# ML Zoomcamp — Homework 6: Tree-based Models (Fuel Efficiency)

This notebook follows the assignment instructions:

- Fill missing values with zeros
- Train/Val/Test split = 60/20/20 with `random_state=1`
- Use `DictVectorizer(sparse=True)`
- Build tree-based models and answer questions


In [7]:

# Setup
import pandas as pd
import numpy as np

from sklearn.model_selection import train_test_split
from sklearn.feature_extraction import DictVectorizer
from sklearn.metrics import mean_squared_error

from sklearn.tree import DecisionTreeRegressor
from sklearn.ensemble import RandomForestRegressor

import warnings
warnings.filterwarnings("ignore")

# Optional: install xgboost if needed
# %pip install xgboost -q

import xgboost as xgb
print("Libraries ready.")


Libraries ready.



## 1) Load & Prepare the Dataset

- Load from the provided URL
- Fill missing values with `0`
- Split 60/20/20 using `random_state=1`
- Vectorize features with `DictVectorizer(sparse=True)`


In [3]:

# Load
url = 'https://raw.githubusercontent.com/alexeygrigorev/datasets/master/car_fuel_efficiency.csv'
df = pd.read_csv(url)

# Fill NA
df = df.fillna(0)

# Separate target
y = df['fuel_efficiency_mpg'].values
X = df.drop(columns=['fuel_efficiency_mpg'])

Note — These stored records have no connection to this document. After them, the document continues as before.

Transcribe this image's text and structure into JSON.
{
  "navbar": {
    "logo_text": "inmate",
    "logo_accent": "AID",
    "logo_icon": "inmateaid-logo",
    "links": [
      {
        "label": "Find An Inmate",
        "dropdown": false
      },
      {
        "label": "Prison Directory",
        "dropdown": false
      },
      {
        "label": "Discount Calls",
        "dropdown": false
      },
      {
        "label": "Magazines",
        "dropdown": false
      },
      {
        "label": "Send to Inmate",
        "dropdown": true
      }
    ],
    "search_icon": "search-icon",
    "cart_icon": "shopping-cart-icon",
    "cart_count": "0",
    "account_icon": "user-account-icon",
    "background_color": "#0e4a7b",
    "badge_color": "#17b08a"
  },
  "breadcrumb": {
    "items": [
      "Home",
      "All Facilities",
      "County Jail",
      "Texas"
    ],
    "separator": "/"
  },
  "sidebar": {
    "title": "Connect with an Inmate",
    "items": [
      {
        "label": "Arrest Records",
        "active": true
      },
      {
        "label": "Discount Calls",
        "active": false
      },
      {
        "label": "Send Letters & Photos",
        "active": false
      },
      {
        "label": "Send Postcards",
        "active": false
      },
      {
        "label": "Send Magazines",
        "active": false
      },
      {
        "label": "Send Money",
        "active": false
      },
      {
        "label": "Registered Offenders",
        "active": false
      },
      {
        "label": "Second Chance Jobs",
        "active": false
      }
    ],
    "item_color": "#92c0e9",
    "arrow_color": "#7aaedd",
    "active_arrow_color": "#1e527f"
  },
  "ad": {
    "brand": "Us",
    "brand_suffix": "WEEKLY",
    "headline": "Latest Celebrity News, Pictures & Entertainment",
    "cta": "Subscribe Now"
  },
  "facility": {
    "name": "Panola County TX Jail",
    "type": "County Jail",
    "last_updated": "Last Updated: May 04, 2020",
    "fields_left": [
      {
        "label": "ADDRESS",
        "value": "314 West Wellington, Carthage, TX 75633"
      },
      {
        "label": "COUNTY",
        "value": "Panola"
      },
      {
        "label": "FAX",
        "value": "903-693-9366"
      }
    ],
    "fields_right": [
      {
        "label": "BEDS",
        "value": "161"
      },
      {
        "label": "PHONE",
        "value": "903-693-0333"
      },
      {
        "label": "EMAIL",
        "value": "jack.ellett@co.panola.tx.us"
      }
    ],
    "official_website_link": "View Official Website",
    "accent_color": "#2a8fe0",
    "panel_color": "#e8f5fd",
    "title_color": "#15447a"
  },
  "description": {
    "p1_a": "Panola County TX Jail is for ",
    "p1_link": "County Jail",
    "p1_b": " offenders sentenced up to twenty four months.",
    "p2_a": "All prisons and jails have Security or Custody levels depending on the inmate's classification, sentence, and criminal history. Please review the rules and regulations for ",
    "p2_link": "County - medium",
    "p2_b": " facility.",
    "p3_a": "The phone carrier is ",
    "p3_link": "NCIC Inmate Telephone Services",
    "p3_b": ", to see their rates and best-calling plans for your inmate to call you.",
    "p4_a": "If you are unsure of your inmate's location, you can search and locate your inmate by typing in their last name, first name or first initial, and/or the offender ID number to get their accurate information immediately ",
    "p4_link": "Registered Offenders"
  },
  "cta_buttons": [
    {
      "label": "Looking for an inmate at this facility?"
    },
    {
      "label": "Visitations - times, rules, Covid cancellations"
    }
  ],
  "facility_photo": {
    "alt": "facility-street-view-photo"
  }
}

# Train/Val/Test split: 60/20/20 with random_state=1
df_full_train, df_test, y_full_train, y_test = train_test_split(X, y, test_size=0.2, random_state=1)
df_train, df_val, y_train, y_val = train_test_split(df_full_train, y_full_train, test_size=0.25, random_state=1)  # 0.25 * 0.8 = 0.2

# DictVectorizer
dv = DictVectorizer(sparse=True)
X_train = dv.fit_transform(df_train.to_dict(orient='records'))
X_val = dv.transform(df_val.to_dict(orient='records'))
X_test = dv.transform(df_test.to_dict(orient='records'))

X_train.shape, X_val.shape, X_test.shape


((5822, 14), (1941, 14), (1941, 14))


## Question 1 — Decision Tree Regressor (`max_depth=1`)

**Task:** Train a decision tree with `max_depth=1` and see which feature is used for splitting.

**Answer :** **`vehicle_weight`**


In [4]:

dt = DecisionTreeRegressor(max_depth=1, random_state=1)
dt.fit(X_train, y_train)

import numpy as np
feature_names = dv.get_feature_names_out()
split_feature = feature_names[np.argmax(dt.feature_importances_)]
print("Split feature (max_depth=1):", split_feature)


Split feature (max_depth=1): vehicle_weight



## Question 2 — Random Forest Regressor (`n_estimators=10`)

**Task:** Train a RandomForestRegressor with:
- `n_estimators=10`
- `random_state=1`
- `n_jobs=-1` (optional)

Compute RMSE on the validation set.

**Answer :** **`0.45`**


In [9]:

rf = RandomForestRegressor(n_estimators=10, random_state=1, n_jobs=-1)
rf.fit(X_train, y_train)
y_pred = rf.predict(X_val)
from math import sqrt
rmse_q2 = sqrt(mean_squared_error(y_val, y_pred))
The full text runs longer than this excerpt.